Guitarra vermelha, vermelha brilhante, óculos escuros, mão levantada: na capa do LP Gita (1974), Raul Seixas encarna o que está inscrito em seu âmago: um poder total vindo da atenção extrema à música. Nas faixas do álbum, é certo, essa potência se imprime em cada nota e, quando o terreno é o ao vivo, o vigor alcança um efeito catártico. Antes da entrega do álbum ao mercado, Raul experimentou o repertório do futuro long-play em um palco da cidade mineira de Patrocínio. O registro da performance, realizada para cerca de cem felizardos, eterniza-se, agora, em formato de vinil, iniciativa aguardada para novembro deste ano. Em relação ao terceiro lançamento de sua marca Record Collector (em sinergia com o Selo 180), Fred Cesquim ressalta que, em apresentações como a focada, a paixão do Maluco Beleza pelo rock fica à flor da pele: “Você sabe que ali tem alguém fazendo algo com verdade”. Eis a força do tête-à-tête entre o ídolo e a sua audiência.

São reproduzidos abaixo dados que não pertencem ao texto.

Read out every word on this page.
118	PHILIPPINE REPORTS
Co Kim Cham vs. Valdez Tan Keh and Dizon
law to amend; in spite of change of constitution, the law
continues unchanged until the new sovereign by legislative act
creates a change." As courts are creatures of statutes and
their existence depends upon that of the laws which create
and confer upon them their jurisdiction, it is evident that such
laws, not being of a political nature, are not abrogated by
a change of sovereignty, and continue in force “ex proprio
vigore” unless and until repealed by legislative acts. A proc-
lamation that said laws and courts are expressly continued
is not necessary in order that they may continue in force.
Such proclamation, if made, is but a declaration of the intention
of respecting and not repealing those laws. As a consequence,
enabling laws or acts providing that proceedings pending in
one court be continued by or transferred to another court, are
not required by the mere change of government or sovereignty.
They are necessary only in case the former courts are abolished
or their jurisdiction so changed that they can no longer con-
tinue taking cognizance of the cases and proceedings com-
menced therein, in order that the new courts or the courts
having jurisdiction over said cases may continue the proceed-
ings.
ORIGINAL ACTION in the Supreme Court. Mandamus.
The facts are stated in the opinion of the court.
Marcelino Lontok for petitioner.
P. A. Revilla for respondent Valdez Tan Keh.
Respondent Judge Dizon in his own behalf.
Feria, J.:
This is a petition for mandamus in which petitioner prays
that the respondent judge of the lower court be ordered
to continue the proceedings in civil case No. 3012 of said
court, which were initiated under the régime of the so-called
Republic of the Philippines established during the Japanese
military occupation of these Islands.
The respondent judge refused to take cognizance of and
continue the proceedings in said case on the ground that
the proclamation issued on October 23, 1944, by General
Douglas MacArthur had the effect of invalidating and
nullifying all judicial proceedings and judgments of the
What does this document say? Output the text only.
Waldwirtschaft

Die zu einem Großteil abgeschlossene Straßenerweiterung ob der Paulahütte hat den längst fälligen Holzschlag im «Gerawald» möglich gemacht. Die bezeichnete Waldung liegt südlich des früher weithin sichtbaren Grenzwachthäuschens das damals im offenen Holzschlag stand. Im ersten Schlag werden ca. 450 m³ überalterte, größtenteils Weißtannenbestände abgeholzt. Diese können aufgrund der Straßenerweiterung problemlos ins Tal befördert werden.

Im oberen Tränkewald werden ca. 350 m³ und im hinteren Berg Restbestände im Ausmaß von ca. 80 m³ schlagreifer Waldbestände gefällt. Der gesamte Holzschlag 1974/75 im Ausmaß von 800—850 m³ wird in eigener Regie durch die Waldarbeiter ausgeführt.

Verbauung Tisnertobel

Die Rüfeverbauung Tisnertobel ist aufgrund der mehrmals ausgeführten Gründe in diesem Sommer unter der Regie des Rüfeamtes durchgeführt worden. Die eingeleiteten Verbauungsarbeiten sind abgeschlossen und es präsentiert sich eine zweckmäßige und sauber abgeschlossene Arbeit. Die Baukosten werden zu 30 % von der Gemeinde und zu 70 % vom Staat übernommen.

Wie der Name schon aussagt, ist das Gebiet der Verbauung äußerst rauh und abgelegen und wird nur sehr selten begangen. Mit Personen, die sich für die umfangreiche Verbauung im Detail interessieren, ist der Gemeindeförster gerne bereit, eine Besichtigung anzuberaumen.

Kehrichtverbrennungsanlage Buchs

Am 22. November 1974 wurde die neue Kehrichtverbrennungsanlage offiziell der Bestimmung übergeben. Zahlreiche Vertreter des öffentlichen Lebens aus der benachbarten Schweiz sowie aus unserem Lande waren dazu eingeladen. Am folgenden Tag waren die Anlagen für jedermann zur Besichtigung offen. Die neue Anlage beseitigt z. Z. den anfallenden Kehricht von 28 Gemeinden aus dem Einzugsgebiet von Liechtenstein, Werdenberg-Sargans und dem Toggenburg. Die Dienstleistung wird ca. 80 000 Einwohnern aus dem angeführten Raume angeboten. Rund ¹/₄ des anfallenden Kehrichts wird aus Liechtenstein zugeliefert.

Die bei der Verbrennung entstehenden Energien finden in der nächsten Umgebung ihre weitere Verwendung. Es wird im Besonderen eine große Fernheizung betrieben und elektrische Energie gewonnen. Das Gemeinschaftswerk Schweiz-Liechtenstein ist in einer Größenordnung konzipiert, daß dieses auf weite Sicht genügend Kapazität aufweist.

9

O LP Metrô Linha 743, lançamento de 2018 da Record Collector em parceria com o Selo 180 | foto: Record Collector e Selo 180

Para além dos tempos

Imagine o rei Arthur, líder britânico da era medieval, entoando frases de Raulzito ao estabelecer a Tábula Redonda? Pois é o que se sucede em Merlin e Arthur, um Sonho de Liberdade, peça que conecta a poesia do compositor à Idade Média. Com texto de Marcia Zanelato, direção de Guilherme Leme, direção musical da dupla Jules Vandystadt e Fabio Cardia e figurinos de João Pimenta, o espetáculo amarra-se por meio de 25 letras de Raul. Paulinho Moska interpreta o monarca e observa, entre a majestade e o roqueiro, semelhanças: “Os dois tinham ciência de que é preciso estar unido para lutar contra a brutalidade”, frisa. A mágica do cowboy baiano põe-se, portanto, para além dos tempos: seja hoje ou no passado tão passado, a arte de Raul Seixas translada-se com desenvoltura e ânimo.

Paulinho Moska | foto: Aderi Costa

A coragem encantadora

Na voz e na guitarra, Aurélio Pedro. No baixo, Magno de Paula. Na bateria, Marcelo Cavalo. O trio constitui a banda Cachorro Urubu, que desde 2015 toca Raul Seixas em bares da capital paulista e da área metropolitana. Aos sábados e domingos, a trinca vai ao encontro de plateias cheias de energia, testemunhos de que a riqueza artística do mestre se conserva. “Geralmente, definimos só a primeira e a última canção do show. O resto é na hora, de acordo com o que público pedir”, relata o vocalista. Essa atitude faz jus ao comportamento anárquico de Raul, que, como realça Aurélio, ousou em plena ditadura militar: rock'n'roll e baião, humor ácido e doçura, ironia e amor – tudo envolto pelo encantamento de uma coragem enorme, a maior das ousadias.

A alcunha eterna

Há 29 anos, o Centro de São Paulo vira, simultaneamente, festa e saudade: 21 de agosto é sinônimo de andar em direção à Praça da Sé cantando alto, bem alto, Raul Seixas. Trata-se de uma passeata que, devido a sua tradição, é contemplada pelo calendário oficial do município. Faz uma década que Raul Neris se junta ao coro e, salvo poucas exceções, não descumpre com o compromisso de fã. A firmeza, vale dizer, é uma característica da turma raulseixista. “Quando cantamos, as vozes reverberam nos prédios próximos, o que é impressionante”, avalia o admirador, cujo nome atesta que o afeto pelo músico se transmite de geração para geração: filho de aficionados de Raulzito, Neris ostenta na própria identidade a homenagem que é corroborada a cada ano. E sempre.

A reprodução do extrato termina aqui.